Вон оно в мире что сделалось — одни красными называют себя, другие белыми называют себя, и все с ружьями, все рога на рога, зубы на зубы, а кто из них бел, кто чёрен, кто красен, кто зелен — сам чёрт их не разберёт. Сколько крови пролито, сколько жизней ушло! Нынче убить человека, что комара прихлопнуть. Как начнут речи свои говорить — у каждого изо рта сочные травы растут. Да оно и понятно: не родился ещё такой глупец, который сам про себя скажет, что он глупец. Кто из них прав, кто не прав — этого Суонда не знал да и знать не хотел. Не с его коротким умом распутывать эти узлы. Он только одно признавал за истину: не бывает так, чтобы одни люди были сплошь добродетели, а у других — только зло на зле. Красные говорят — мы защищаем бедных, а бедняков и у белых хватает. Пойди-ка разберись в этом! Суонда одно только знал, в какой бы цвет ни красились люди, богач всегда есть богач, а бедняк всегда только бедняк. Что-то не пришлось ему ни разу видеть бая, который стал бы солдатом… Нет, Суонда не стремится к богатству, ибо в звёздный час судьбы от многого много падёт, от немногого мало падёт, и все будут уравнены. Не намерен он был и к тем примыкать, кто против богатства. Зачем ему брать в руки ружьё? Отбирать богатство у других? Нет, перед лицом судьбы и это бессмысленно, это попросту непонятно было Суонде. Чужого ему не нужно, а своего у него нет ничего — что же он будет тогда защищать? За что ему людей убивать, если он, якут, до старости дожив, ни разу ни зверя, ни птицу не подстрелил, ни разу из ружья не выстрелил?

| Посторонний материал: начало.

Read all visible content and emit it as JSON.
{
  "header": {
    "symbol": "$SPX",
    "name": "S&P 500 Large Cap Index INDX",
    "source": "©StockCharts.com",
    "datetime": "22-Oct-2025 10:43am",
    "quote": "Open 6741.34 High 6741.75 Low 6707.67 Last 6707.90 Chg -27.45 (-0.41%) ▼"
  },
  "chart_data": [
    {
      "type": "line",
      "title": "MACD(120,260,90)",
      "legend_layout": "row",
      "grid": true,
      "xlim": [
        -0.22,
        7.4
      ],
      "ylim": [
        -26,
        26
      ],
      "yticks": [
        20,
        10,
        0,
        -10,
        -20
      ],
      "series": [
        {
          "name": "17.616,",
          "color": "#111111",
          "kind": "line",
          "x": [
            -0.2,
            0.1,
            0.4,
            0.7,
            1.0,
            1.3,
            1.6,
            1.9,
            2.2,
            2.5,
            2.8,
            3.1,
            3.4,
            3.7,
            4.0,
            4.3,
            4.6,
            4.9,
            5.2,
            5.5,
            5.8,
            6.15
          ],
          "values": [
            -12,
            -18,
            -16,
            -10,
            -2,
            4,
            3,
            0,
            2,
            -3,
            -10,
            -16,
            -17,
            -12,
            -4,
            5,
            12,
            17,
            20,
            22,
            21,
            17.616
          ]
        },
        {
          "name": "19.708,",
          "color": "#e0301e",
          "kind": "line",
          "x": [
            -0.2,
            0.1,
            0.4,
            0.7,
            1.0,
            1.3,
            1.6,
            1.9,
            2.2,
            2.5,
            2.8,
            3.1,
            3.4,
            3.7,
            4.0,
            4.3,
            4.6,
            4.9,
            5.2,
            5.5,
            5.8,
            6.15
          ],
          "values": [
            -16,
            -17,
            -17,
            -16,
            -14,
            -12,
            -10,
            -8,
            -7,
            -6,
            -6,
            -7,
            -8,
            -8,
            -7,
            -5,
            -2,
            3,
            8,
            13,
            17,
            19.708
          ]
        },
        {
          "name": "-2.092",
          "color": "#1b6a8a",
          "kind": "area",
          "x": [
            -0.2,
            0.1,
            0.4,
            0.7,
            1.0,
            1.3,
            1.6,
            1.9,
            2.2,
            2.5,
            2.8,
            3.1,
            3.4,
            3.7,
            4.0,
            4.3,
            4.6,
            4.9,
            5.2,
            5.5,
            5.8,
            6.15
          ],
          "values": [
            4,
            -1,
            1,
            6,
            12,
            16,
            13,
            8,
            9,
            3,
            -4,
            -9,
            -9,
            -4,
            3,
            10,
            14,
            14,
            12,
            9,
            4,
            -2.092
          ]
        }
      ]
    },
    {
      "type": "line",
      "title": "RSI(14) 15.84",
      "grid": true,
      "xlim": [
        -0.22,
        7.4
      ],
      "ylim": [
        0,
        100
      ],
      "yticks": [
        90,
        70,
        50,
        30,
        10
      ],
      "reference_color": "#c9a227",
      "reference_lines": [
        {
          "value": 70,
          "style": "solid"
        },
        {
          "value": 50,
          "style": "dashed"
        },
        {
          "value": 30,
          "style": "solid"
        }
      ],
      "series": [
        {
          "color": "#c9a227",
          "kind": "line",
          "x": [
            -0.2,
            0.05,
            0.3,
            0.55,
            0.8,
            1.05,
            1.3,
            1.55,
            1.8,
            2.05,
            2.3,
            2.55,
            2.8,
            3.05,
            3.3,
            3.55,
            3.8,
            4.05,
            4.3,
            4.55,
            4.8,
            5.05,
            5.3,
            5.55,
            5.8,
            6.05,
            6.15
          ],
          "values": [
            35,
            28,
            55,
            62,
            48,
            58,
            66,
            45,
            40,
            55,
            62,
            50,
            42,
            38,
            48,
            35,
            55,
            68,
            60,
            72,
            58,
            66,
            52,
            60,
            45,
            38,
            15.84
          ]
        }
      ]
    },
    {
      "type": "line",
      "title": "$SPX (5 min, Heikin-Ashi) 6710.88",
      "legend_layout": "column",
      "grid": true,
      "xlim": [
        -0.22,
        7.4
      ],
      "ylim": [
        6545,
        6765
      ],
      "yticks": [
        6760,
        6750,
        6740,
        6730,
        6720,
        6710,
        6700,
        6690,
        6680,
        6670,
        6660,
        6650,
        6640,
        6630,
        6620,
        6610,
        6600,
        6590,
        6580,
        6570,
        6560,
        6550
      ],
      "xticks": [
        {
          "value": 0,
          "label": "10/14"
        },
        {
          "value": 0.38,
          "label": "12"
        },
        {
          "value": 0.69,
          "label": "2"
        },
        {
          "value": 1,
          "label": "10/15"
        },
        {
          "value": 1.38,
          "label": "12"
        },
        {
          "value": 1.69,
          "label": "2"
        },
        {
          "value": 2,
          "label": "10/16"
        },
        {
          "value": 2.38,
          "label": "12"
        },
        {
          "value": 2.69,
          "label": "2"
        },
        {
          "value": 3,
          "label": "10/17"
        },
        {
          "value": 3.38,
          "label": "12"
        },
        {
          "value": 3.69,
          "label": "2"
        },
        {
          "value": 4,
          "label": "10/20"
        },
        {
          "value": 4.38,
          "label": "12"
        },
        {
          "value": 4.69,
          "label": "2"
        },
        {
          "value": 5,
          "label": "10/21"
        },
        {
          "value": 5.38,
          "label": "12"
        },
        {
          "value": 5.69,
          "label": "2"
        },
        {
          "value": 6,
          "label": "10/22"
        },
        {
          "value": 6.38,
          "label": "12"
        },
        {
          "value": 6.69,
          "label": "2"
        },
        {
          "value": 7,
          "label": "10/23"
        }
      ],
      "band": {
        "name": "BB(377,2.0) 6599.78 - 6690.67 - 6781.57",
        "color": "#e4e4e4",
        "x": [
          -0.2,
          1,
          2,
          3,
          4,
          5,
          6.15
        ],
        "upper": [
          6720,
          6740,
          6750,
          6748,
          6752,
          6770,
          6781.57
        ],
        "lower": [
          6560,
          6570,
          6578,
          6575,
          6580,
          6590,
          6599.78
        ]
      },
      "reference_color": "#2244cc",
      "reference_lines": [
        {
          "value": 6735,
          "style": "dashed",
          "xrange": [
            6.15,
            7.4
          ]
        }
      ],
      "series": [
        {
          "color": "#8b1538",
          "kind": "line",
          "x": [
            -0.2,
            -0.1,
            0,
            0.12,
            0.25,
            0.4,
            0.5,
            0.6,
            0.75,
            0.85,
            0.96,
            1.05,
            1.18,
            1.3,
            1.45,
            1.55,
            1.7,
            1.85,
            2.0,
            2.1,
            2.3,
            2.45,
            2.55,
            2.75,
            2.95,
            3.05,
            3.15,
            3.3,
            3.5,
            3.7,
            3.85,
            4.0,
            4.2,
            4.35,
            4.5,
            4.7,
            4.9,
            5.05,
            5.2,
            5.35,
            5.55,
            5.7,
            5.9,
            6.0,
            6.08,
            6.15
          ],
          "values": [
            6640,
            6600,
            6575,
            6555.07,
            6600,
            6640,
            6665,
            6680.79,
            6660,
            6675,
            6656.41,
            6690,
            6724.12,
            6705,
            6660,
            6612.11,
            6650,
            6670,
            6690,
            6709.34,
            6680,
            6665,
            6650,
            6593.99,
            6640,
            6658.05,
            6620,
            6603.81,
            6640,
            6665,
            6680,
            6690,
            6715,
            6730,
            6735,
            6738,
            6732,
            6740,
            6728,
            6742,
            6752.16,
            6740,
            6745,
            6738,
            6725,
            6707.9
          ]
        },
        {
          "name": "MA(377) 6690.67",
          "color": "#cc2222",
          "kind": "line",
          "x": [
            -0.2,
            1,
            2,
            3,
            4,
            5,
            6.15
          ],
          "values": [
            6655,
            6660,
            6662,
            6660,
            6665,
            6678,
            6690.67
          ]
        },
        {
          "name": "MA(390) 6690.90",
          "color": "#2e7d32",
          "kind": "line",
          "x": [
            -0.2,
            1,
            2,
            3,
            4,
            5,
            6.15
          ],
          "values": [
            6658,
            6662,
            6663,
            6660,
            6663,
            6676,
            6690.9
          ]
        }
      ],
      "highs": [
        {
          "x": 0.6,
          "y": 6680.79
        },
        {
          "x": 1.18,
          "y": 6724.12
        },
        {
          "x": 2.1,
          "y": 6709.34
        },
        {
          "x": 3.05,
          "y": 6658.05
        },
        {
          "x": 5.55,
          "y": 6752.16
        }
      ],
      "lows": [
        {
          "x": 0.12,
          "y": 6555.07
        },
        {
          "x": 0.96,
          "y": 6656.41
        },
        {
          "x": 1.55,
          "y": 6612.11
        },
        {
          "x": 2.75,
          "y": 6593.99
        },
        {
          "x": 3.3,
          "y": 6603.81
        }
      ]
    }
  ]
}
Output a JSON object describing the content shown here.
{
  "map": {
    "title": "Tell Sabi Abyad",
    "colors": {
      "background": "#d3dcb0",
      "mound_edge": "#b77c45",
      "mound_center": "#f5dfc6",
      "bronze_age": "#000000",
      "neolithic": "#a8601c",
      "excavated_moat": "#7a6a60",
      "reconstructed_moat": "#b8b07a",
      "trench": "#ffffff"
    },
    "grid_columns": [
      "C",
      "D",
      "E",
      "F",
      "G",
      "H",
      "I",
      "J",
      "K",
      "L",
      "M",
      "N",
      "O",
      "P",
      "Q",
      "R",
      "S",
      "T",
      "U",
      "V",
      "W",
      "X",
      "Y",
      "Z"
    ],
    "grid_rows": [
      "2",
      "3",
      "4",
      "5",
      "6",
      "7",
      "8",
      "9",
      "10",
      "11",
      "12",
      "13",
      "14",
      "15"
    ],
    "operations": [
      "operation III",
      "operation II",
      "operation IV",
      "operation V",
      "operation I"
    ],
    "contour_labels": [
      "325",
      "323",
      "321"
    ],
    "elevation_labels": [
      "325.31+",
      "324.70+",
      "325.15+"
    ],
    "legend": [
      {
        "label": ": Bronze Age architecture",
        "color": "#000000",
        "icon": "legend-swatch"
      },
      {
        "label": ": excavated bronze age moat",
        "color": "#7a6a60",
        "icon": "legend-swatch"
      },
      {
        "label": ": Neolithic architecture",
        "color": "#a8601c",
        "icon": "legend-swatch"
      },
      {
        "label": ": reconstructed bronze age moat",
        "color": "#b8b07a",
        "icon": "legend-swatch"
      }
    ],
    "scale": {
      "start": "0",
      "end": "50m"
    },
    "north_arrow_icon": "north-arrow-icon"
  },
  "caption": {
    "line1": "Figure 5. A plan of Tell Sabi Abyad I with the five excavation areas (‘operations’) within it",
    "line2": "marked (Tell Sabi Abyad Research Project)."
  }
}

Ездить, однако, опасно стало, могут отобрать коня, а то и вовсе пристрелить, будь ты хоть белый, хоть красный. В такое время безопаснее не выходить за усадьбу, но Суонда охотно отправился в этот путь, узнав от хозяина, что ему надлежит не только отвезти груз для ревкома и тайком разузнать в городе про Валерия, но главное — привезти домой Кычу. Судьба Валерия мало интересовала его, пусть хоть сгинет он, Суонда слезы не уронит. Негодник с малых лет пошёл весь в отца. Голова его ещё над столом не выступала, а он Суонду уже за человека не считал. Бывало, то всадит ему в спину стрелу из лука, то спящему всыплет в нос нюхательного табаку. С детства он был по-отцовски груб, нагл и жесток. Вчера в доме Спиридонки Суонда узнал, что и Валерий, и сам хозяин дома арестованы. Натворили что-нибудь, вот и попались. И поделом им обоим, туда им дорога. Ему, Суонде, от их беды ни жарко ни холодно, он везёт свою Кычу, и большего ему ничего не надо. Старик Аргылов, как всегда, здраво рассудил: если Валерий сотворил там что серьёзное, то едва ли оставили бы в покое и его сестру. Да и в случае боёв девушка в городе тоже может попасть в беду. И конечно, правильно рассудил отец, что в такое тревожное время дочери лучше находиться дома.